Jordan and Webb have since joined the college’s Black Student Union (BSU). Every Wednesday the union meets through Zoom to discuss increasing membership, spreads information about African American history and seeks to foster a community among its members.
“Not only did we bond as a group, but we built a bond with each other individually and collectively,” Webb said. “When students hear that the term Black Student Union, they feel like it is predominantly for Black students. Mind you, it’s not just for African-Americans, it’s open to all nationalities.”
Jordan and Webb agree the college could be doing more to include Black students, including a greater emphasis on celebrating holidays like Martin Luther King Jr.

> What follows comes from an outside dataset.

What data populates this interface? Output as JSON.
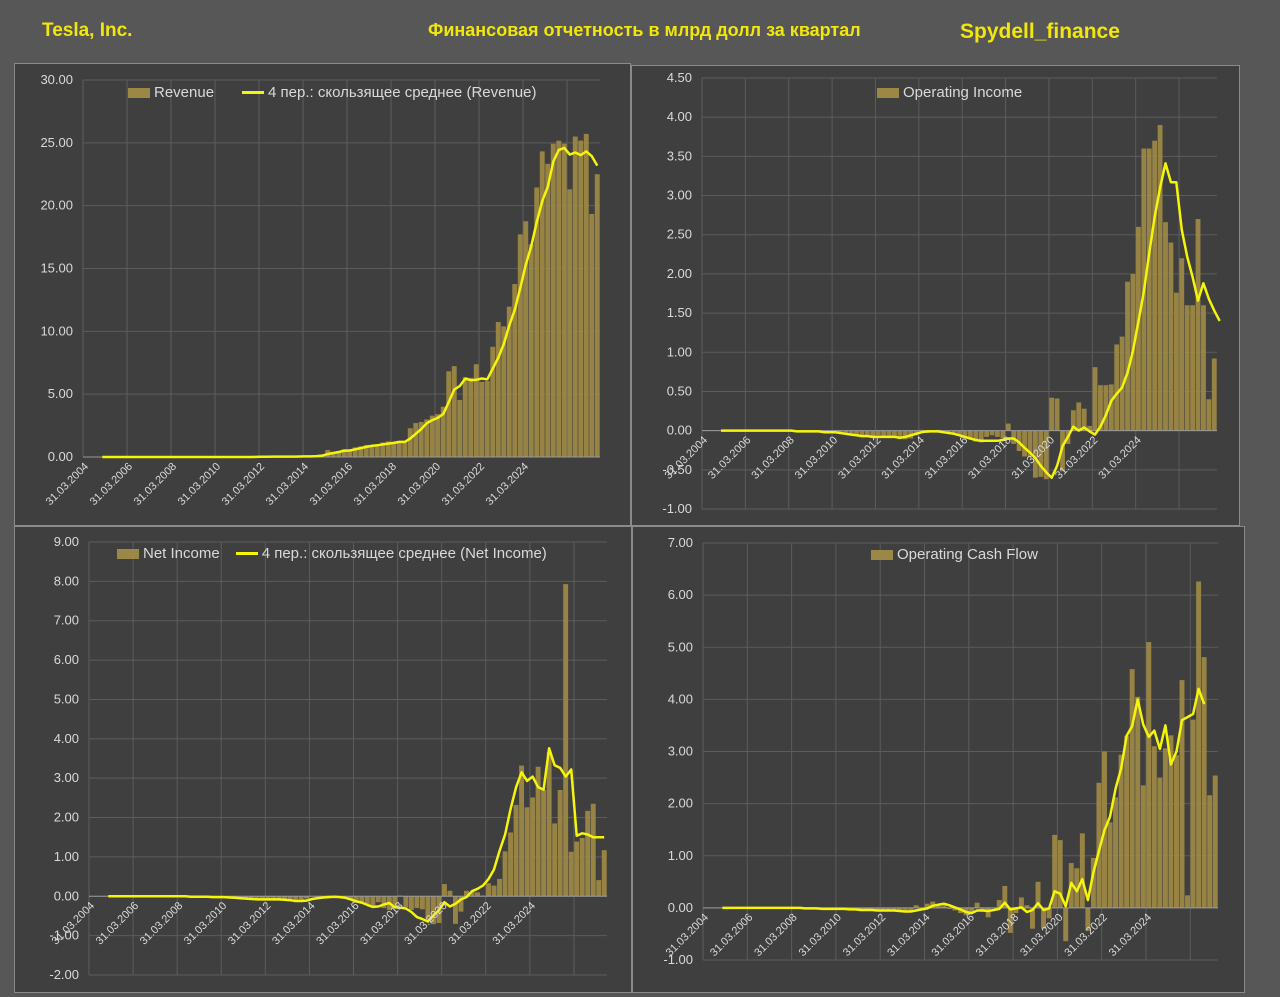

Day and Juneteenth, as well as teaching about Black leaders such as Malcom X. The lack of a prominent celebration of Black History Month has frustrated the BSU.
“It’s almost as if they rely on the Black Student Union to do that for them, when they should be doing it as well,” Jordan said. “It’s going to make everyone in the Black Student Union think ‘okay, it’s up to us to make everyone know about Black History Month’ when the college should do that themselves.
Year round, Jordan and Webb would like to see the college take on a more active role in educating students on African American history. The BSU has taken it upon itself to educate its members in the meantime.
“[The BSU has been] basically doing what the college isn’t doing, putting more emphasis on Black people, Black history and things like that,” Jordan said. “When we had the first meeting this semester welcoming the news students, we asked them what they wanted to learn and what they were expecting of the group, so we can help meet that goal.”
“What I recall from the last meeting was everyone wanting to learn more about the history and the unknown heroes,” Webb said. “Not the heroes that we like predominantly hear about in the education system, but heroes [that] aren’t really preached about in history lessons like Emmett Till and other historical figures that aren’t really mentioned that much in the history books.”
Jordan and Webb both hope that the BSU community will continue to grow into the rest of the year.